How the placebo effect can relieve pain: The brain mechanism identified

March 11, 2025

A placebo effect reducing pain can be induced in rats and its brain origin has been identified, Japanese neuroscientists show in the scientific journal Science AdvancesChronic pain in a rat can be relieved by daily injections of an analgesic, but after a few days this effect can be partly reproduced by an inert product administered under the same conditions.

This placebo effect of pain reduction is due to the activation of neurons in the forebrain. The researchers discovered that their intervention was normally blocked by inhibitory neurons called interneurons.

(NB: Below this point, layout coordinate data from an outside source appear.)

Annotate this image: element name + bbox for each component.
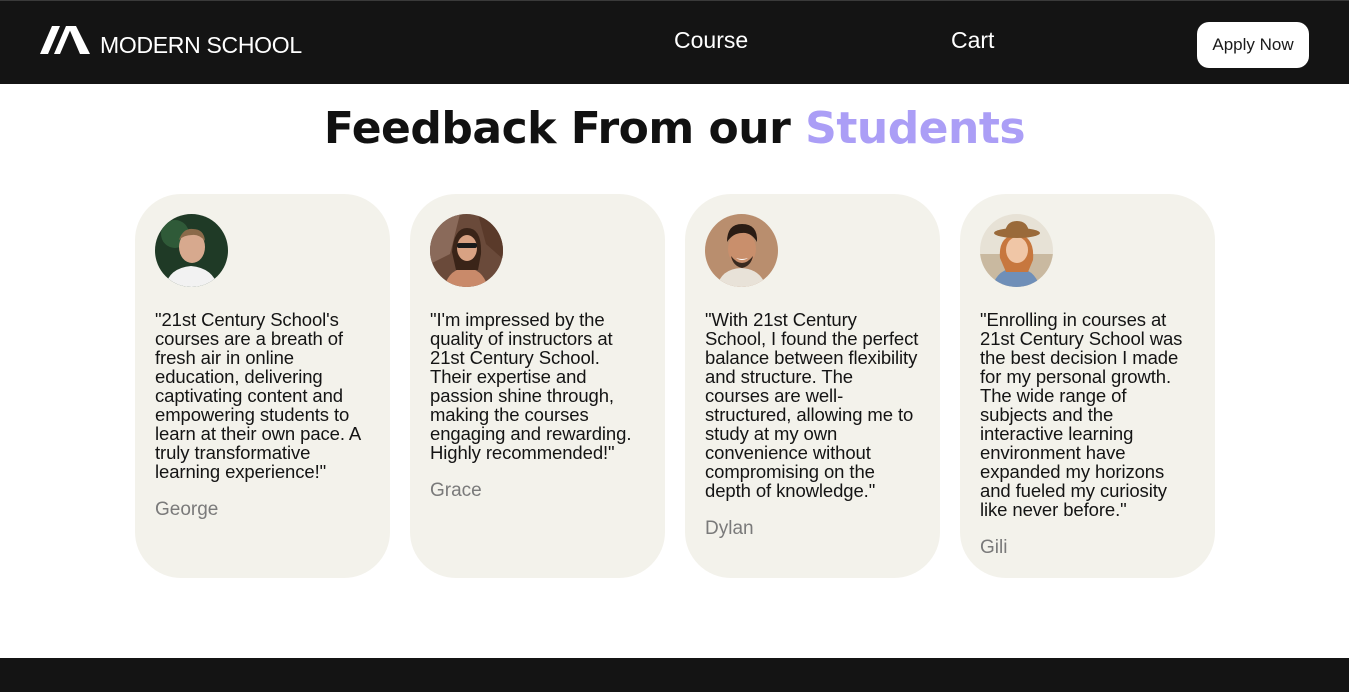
testimonial-quote: "21st Century School's courses are a bre… (155, 309, 361, 482)
top-navigation-bar: MODERN SCHOOL Course Cart Apply Now (0, 0, 1349, 84)
nav-link-course[interactable]: Course (674, 27, 748, 54)
testimonial-card: "21st Century School's courses are a bre… (135, 194, 390, 578)
school-logo-icon (40, 26, 90, 54)
brand-name: MODERN SCHOOL (100, 31, 302, 58)
section-title: Feedback From our Students (0, 103, 1349, 154)
avatar-gili (980, 214, 1053, 287)
testimonial-author: Grace (430, 480, 482, 501)
testimonial-author: Gili (980, 537, 1008, 558)
section-title-main: Feedback From our (323, 103, 791, 154)
avatar-grace (430, 214, 503, 287)
testimonial-quote: "With 21st Century School, I found the p… (705, 309, 919, 501)
testimonial-author: George (155, 499, 219, 520)
section-title-accent: Students (805, 103, 1026, 154)
testimonial-quote: "Enrolling in courses at 21st Century Sc… (980, 309, 1183, 520)
testimonial-quote: "I'm impressed by the quality of instruc… (430, 309, 632, 463)
avatar-george (155, 214, 228, 287)
testimonial-author: Dylan (705, 518, 754, 539)
nav-link-cart[interactable]: Cart (951, 27, 994, 54)
testimonial-card: "Enrolling in courses at 21st Century Sc… (960, 194, 1215, 578)
testimonial-list: "21st Century School's courses are a bre… (135, 194, 1215, 578)
testimonial-card: "With 21st Century School, I found the p… (685, 194, 940, 578)
page-footer (0, 658, 1349, 692)
testimonial-card: "I'm impressed by the quality of instruc… (410, 194, 665, 578)
apply-now-button[interactable]: Apply Now (1197, 22, 1309, 68)
avatar-dylan (705, 214, 778, 287)
brand[interactable]: MODERN SCHOOL (40, 23, 302, 58)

A new means of action at the level of the cerebral cortex

They succeeded in lifting this inhibition by inactivating these interneurons in rats, either through genetic manipulation or by treating them with morphine analogues that also inhibit them. The analgesic properties of opiates and their synthetic derivatives can thus be explained by a novel means of action at the level of the cerebral cortex.

If, on the contrary, these inhibitory neurons are activated by the researchers, the analgesic effect of the placebo disappears in the animals and they become hypersensitive to pain. A similar network appears to exist in humans. It could explain the analgesic effect of a placebo but also, more generally, of morphine and its derivatives in the brain. The study also shows that a placebo effect can occur without the use of speech, which, for the researchers, resembles a conditioned reflex induced by the repetition of the analgesic treatment.

Read alsoPlacebo effect: we finally know how it works

Patients were warned of the inert nature of their treatment

The anticipation of the drug's analgesic effect would be sufficient to replace its action in the brain. The placebo's action on the unconscious is found in patients who are nevertheless warned of the inert nature of their treatment. It could be integrated into pain-relieving treatments based onopiates or opioids synthetic to limit the doses used and their adverse effects, the researchers suggest.